Reducing Hallucinations and Ensuring Reliability
To combat hallucinations and enhance reliability, a multi-layered approach was developed [00:04:20]:
- Data Enrichment: Raw transcript data was enriched using Retrieval Augmented Generation (RAG) from both third-party and internal sources [00:04:27].
- Prompt Engineering: Techniques like chain-of-thought prompting were employed to guide the model towards more reliable results [00:04:38].
- Structured Outputs: Generating structured JSON outputs allowed for automatic citation generation, creating a verifiable trail back to the original transcripts [00:04:46].
This robust system reliably extracted accurate company details and meaningful insights with high confidence in the final results [00:04:55].
Cost Optimization
Initial high costs due to extensive analysis and low error rate requirements, often hitting the 4,000 token output limit for Claude 3.5 Sonnet, necessitated multiple requests per transcript [00:05:10]. Two experimental features significantly reduced these costs:
- Prompt Caching: Reusing the same transcript content for repeated analysis (metadata and insights extraction) reduced costs by up to 90% and latency by up to 85% [00:05:33].
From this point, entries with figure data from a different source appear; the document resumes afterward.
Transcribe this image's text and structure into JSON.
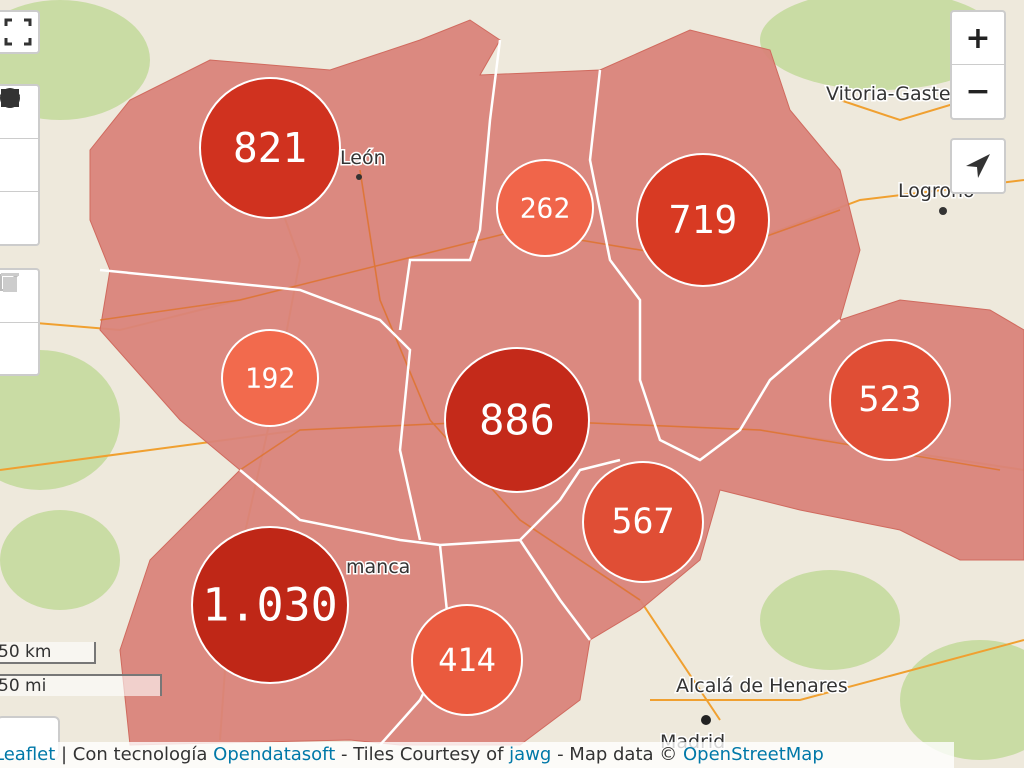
{
  "map": {
    "place_labels": [
      "León",
      "Vitoria-Gaste",
      "Logroño",
      "manca",
      "Alcalá de Henares",
      "Madrid"
    ],
    "clusters": [
      {
        "label": "821",
        "color": "#d0321f"
      },
      {
        "label": "262",
        "color": "#f0654a"
      },
      {
        "label": "719",
        "color": "#d83a23"
      },
      {
        "label": "192",
        "color": "#f26a4d"
      },
      {
        "label": "886",
        "color": "#c42a1a"
      },
      {
        "label": "523",
        "color": "#e04e35"
      },
      {
        "label": "567",
        "color": "#e04e35"
      },
      {
        "label": "1.030",
        "color": "#bf2717"
      },
      {
        "label": "414",
        "color": "#ea5a3e"
      }
    ],
    "zoom_controls": [
      "+",
      "−"
    ],
    "scale": [
      "50 km",
      "50 mi"
    ],
    "attribution": [
      "Leaflet",
      " | Con tecnología ",
      "Opendatasoft",
      " - Tiles Courtesy of ",
      "jawg",
      " - Map data © ",
      "OpenStreetMap"
    ]
  }
}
- Extended Outputs: An experimental feature flag provided double the original output context, allowing for complete summaries in single passes instead of multiple turns [00:05:53].
These optimizations transformed a 500 one, delivering results in days instead of weeks [00:06:14].
Impact and Future Possibilities
What began as a project for the executive team yielded wider organizational benefits [00:06:30]:
- Marketing Team: Able to quickly identify customers for branding and positioning exercises [00:06:47].
- Sales Team: Automated transcript downloads, saving dozens of hours weekly [00:06:54].
- New Questions: Teams began asking questions previously considered too daunting for manual analysis [00:07:03].
The project transformed unstructured data from a liability into an asset [00:07:13].
Key Takeaways
Models Matter [00:07:22]
Despite the push for open-source and cheaper models, high-performing models like Claude 3.5 and GPT-4o could handle tasks others could not [00:07:25]. The right tool is the one that best fits specific needs [00:07:41].
Good Engineering Still Matters [00:07:48]
Significant wins came from traditional software engineering principles: leveraging JSON structured output, good database schemas, and proper system architecture [00:07:51]. AI engineering involves building effective systems around LLMs, ensuring they are thoughtfully integrated, not merely bolted on [00:08:03].
Consider Additional Use Cases [00:08:21]
Building a flexible tool with features like search filters and exports transformed a one-off report into a company-wide resource [00:08:26].
This project demonstrated how AI can transform seemingly impossible tasks into routine operations [00:08:42]. LLMs augment human analysis and remove bottlenecks, not just doing things faster, but unlocking entirely new possibilities [00:08:50].
Valuable sources of insight such as sales calls, support tickets, product reviews, user feedback, and social media interactions often go untouched [00:09:09]. However, large language models now make these data accessible, enabling companies to turn them into valuable assets [00:09:24].